13.45, восточное стандартное время.

Саттертуэйт напряженно сидел в кресле, задрав вверх одно плечо и нервно потирая руки. Недавние образы проносились в его памяти: операционная, спины врачей, их напряженные глаза над марлевыми повязками, надувающаяся и опадающая сумка респирометра, ритмичные всплески зеленых линий на мониторе кардиографа, на которые все смотрели с надеждой и страхом, боясь, что кривая в любую секунду может превратиться в сплошную линию.

В Уолтер-Рид нейрохирурги просверливали отверстия в черепе Декстера Этриджа и делали бипареитальные надрезы. По последним данным, кровяное давление составляло восемьдесят на сорок, было подозрение на тромб.

Саттертуэйт смотрел на человека за большим столом.

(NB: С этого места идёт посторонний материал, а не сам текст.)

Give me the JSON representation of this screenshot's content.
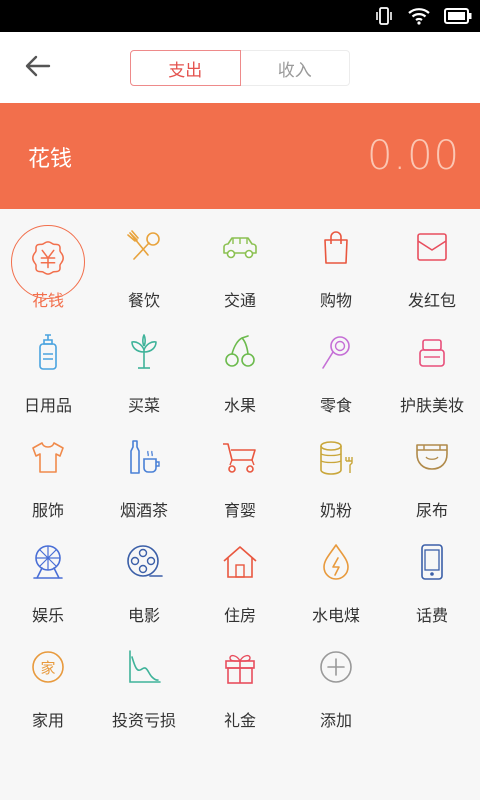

Лицо президента Брюстера выражало глубокую тревогу. Никто из них не говорил.

Дэвид Лайм находился где-то между Гибралтаром и Женевой в самолете – большом лайнере с бортовой лабораторией и группой технической поддержки. Все следили за перемещением «сессны», на которой летел Мецетти. Возможно, он куда-нибудь их приведет. А если нет?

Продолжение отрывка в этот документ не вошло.